Callan believes the industry’s perceived bad rap on health issues pollutes its interactions with policymakers on unrelated matters. She gives the example of the industry’s push to promote whiskey-based tourism in Ireland – tourists visiting distilleries.

She says the numbers of such tourists could easily be boosted from the current 650,000 to up to 1.9 million. But she feels tourism policymakers, such as Fáilte Ireland, have been cool on the idea.

“The State agencies aren’t all over this just because it is drink-related. Parallel that [sort of reception] into every other [Government] department and you get the sense [that the industry isn’t all that welcome].

“We could boost visitor numbers. But because of the drinks industry thing, we can’t get State agency support, or tourism support. It makes no sense.
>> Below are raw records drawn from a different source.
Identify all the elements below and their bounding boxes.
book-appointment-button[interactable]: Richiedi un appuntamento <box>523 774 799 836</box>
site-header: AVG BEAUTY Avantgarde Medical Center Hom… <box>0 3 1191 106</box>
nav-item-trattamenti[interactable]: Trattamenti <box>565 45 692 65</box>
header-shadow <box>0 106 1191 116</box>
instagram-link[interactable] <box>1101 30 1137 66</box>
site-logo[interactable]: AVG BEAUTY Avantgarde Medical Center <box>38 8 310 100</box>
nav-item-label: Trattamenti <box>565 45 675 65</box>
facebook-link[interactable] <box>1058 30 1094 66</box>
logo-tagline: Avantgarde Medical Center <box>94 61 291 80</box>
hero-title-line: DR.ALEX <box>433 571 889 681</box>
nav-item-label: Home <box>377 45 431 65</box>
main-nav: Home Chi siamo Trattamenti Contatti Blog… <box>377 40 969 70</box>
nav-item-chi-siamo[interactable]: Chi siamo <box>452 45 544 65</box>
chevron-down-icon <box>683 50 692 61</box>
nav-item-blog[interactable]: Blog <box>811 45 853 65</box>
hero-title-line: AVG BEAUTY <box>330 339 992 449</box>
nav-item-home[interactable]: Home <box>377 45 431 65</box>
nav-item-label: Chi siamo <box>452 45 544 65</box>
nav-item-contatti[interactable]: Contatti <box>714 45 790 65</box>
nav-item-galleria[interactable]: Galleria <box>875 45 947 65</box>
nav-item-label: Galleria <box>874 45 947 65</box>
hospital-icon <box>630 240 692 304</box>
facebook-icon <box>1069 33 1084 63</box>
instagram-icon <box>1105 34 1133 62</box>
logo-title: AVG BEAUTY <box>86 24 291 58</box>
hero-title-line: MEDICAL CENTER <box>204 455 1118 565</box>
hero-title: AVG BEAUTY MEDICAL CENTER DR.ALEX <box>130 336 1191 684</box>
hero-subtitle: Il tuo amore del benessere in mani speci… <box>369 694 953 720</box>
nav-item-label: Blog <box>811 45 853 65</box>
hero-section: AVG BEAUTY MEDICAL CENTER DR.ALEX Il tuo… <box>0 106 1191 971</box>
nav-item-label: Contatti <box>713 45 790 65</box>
We need to moderate that discussion.”

Advertising restrictions

Whether it is on the provisions of the alcohol Bill, such as proposed advertising restrictions and minimum unit pricing, or other policies, Callan believes the industry should be given a seat at the table.

“Good policy is made by collaboration. It is made by listening [to the industry] on practical issues. What you don’t want to do is make laws that don’t achieve their public policy objectives and unnecessarily damage the industry.”

The alcohol industry’s opponents vehemently oppose allowing the industry any input into policymaking tent – the old fox in the henhouse argument.

On the economic side, Callan wants the Government to push for a relaxation of European State aid rules so that the Government can establish a fund to help smaller drink industry players who might be badly affected by Brexit, especially if there is a return to a hard Border or other obstacles to trade.

She says the industry is also seeking a 15 per cent cut in excise duty across all categories of alcohol – Ireland has some of the highest drink taxes in Europe. Callan argues that reduced excise would spur investment and jobs.

A 15 per cent budget excise cut would cost taxpayers an estimated €223 million, ABFI says. It would seem highly unlikely that its wish would be granted this year, with a housing crisis to be tackled, and Taoiseach Leo Varadkar’s preference to prioritise cuts in income tax.

Still, Callan will lobby hard for this and the other issues on the industry’s wish list, while also tending to the everyday requirements of her bustling trade association and the disparate needs of its 42 individual members.

Ireland isn't Hollywood, and drink industry lobbying isn't what is cynically portrayed in the 2005 movie Thank You For Smoking, which follows the travails of a wizened tobacco lobbyist, a drink lobbyist and a gun lobbyist.

But you sense that it is still a challenge in the current environment. One that Callan appears to be well up for.